Agree on format and tone with your fiancée
Although most couple prefer to keep their vows from each other until the wedding day, it is a good idea to discuss with each other beforehand how you want our vows to come across. Do you envision them to be humorous? Poetic and romantic? Or a bit of everything. Finally, go over the logistics too – will you write the vows separately or together?

Include a promise or a few promises
Promises are the most important part of your vows. But remember not to make promises that are impossible to keep. Include promises that are broad in scope, such as “I promise to always support and honour you,” as well as promises that are very specific to the two of our, like “I promise to kiss you every night before bed”.

Jot down notes about your relationship
If you are still stuck on writing your vows, take some time to reflect on your fiancée. Think about how you felt when you first met, what made you fall in love, the time you spent together and when you knew you wanted to spend the rest of your lives together. Write it all down to get your creative gears turning. Here’s a handy list to help you get started:

  • When and how did you meet?
  • Why did you decide to get married?
  • What have you supported each other through?
  • What challenges do you envision in your future?
  • What do you want to accomplish in the future?

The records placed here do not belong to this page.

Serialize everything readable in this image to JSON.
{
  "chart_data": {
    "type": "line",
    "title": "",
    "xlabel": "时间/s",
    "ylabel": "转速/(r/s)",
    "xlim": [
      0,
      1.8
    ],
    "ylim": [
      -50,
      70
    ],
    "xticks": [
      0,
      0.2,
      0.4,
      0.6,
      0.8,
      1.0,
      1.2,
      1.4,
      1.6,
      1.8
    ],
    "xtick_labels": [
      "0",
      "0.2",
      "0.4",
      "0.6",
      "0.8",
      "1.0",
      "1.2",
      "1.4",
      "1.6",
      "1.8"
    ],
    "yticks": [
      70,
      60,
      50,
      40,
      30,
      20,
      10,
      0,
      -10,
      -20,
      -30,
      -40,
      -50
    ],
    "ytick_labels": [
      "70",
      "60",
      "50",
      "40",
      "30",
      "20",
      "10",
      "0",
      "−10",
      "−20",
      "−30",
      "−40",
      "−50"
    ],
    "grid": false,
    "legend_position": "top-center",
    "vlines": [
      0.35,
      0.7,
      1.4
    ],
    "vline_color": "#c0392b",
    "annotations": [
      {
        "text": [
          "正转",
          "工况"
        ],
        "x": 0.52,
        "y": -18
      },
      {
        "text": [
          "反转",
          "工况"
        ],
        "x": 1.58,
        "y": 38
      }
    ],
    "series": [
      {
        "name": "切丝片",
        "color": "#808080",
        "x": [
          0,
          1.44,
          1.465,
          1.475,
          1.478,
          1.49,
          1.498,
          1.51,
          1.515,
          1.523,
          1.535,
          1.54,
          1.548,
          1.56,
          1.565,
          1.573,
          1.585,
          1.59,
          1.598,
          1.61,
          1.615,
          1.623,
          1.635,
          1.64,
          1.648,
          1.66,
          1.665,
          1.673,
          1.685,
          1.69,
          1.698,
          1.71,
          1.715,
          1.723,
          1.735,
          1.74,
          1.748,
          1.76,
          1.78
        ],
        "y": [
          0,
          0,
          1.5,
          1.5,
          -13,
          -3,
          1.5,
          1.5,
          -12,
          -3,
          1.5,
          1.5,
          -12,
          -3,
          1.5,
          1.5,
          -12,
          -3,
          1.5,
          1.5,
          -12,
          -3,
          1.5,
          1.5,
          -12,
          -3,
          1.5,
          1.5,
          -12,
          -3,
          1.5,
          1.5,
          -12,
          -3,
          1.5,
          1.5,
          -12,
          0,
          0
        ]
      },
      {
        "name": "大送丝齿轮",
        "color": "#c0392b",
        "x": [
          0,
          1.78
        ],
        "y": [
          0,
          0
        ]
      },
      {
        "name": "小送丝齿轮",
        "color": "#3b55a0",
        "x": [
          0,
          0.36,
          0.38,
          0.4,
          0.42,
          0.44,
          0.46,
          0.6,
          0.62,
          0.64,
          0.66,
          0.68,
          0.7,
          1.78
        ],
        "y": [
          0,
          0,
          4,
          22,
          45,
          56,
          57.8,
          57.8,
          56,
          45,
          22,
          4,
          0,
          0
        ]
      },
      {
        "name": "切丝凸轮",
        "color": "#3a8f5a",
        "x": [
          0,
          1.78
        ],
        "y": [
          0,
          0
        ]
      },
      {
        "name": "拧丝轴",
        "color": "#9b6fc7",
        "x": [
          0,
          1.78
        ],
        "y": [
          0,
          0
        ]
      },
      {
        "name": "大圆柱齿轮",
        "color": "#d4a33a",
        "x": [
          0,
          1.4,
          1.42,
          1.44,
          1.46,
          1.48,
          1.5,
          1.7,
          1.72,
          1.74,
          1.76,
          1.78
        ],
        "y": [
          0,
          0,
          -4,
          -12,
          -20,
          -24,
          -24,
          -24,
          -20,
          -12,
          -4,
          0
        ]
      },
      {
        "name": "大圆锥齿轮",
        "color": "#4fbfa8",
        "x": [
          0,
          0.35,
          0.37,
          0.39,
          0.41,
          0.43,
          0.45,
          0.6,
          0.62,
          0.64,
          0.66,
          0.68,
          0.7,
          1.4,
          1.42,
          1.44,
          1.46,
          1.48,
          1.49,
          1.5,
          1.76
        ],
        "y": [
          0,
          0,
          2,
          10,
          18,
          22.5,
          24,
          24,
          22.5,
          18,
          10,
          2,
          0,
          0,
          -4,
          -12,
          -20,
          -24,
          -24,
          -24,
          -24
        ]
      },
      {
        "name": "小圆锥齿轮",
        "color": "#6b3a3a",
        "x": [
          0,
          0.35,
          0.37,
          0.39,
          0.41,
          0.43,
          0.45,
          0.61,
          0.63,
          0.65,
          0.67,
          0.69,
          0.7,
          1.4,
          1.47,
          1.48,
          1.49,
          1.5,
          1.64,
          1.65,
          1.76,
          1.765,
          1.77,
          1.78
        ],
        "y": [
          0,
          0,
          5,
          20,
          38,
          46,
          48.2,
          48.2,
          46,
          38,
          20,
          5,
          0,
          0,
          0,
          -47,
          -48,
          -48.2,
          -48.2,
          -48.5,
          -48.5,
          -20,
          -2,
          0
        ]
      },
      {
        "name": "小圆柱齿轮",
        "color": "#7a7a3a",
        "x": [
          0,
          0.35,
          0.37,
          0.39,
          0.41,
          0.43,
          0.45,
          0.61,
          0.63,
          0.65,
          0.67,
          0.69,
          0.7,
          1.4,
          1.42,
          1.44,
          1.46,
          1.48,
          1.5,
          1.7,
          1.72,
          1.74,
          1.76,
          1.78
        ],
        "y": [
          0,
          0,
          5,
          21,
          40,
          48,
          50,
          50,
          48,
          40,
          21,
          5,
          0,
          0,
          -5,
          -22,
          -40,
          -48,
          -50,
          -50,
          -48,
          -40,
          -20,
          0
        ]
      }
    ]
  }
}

pretty-rustic-waterside20161011_3125

Image by Rose Photos via Beth & Brad’s Pretty Rustic Waterside Wedding

Write it all out
Now that you have notes, you are ready to start writing your first draft. Do not worry about the structure at this stage. Just write! It’s called a draft for a reason. Once you’ve completed your draft, establish a structure according to a four-part outline: Affirm your love, praise your partner, offer promises and close with a final vow. Another way to organise it is to start with a short story and then circle back to it at the end.

Avoid clichés
Now that you have a structured first draft, it is time to make edits. Although borrowing quotes from literature and movies can help to elevate the romantic tone, you don’t want to let someone else’s words overpower your own. You want your vows to sound like you and relate to your relationship. Don’t rely on clichés to get your point across. Instead, come up with a specific example from your relationship that has a similar message.

Avoid anything too cryptic of embarrassing
Make sure that your guests feel included in the moment too. Avoid inside jokes, deeply personal anecdotes and obscure nicknames or code words. A good way to make sure your vows are relatable is to think about how your vows will sound to you ten years from now. If they make you cringe, it is back to the drawing board! Have a friend or family member read them over ahead of time for feedback.

Keep it short
Your vows are important, but that doesn’t mean they should drag on. When someone says something in a very meaningful way, it doesn’t need to be said over and over. Pick the most important points and make them. Put the more personal thoughts in a letter of gift to your fiancée the morning of your wedding and save any guest-related topics for your toasts.

Intimate Montville Wedding - Polka Dot Bride

Image via Matt Rowe Photography via Melanie & Phil’s Intimate Montville Wedding

Practice out loud
The best way to be sure with your vows is to practice out loud. Your vows should be easy to say and sound conventional. As you recite, listen out for any tongue-twisters and super-long sentences, then cut them. Avoid jargons such as “aforementioned” or “with regards”; phrases commonly used in corporate settings and emails can sound technical and cold.

Make a clean copy for yourself
The paper you read from should be legible, so even if you are working on it right up until before your ceremony, use a fresh piece of paper free of cross-outs, arrows and notes. Give some thought to the presentation too because it will end up in the photos. Many millennial grooms today prefer to recite their vows from a handheld device such as a mobile phone or tablet. However, always have a paper back up in case the mobile phone stops working. Many wedding stationery printers can supply a nice note card that matches the wedding colours or a little notebook or pad.

Swirl divider

Ms Chinoiserie Says: I love the idea about making a few cute promises that relate back to you and your fiancée; so romantic and heartfelt!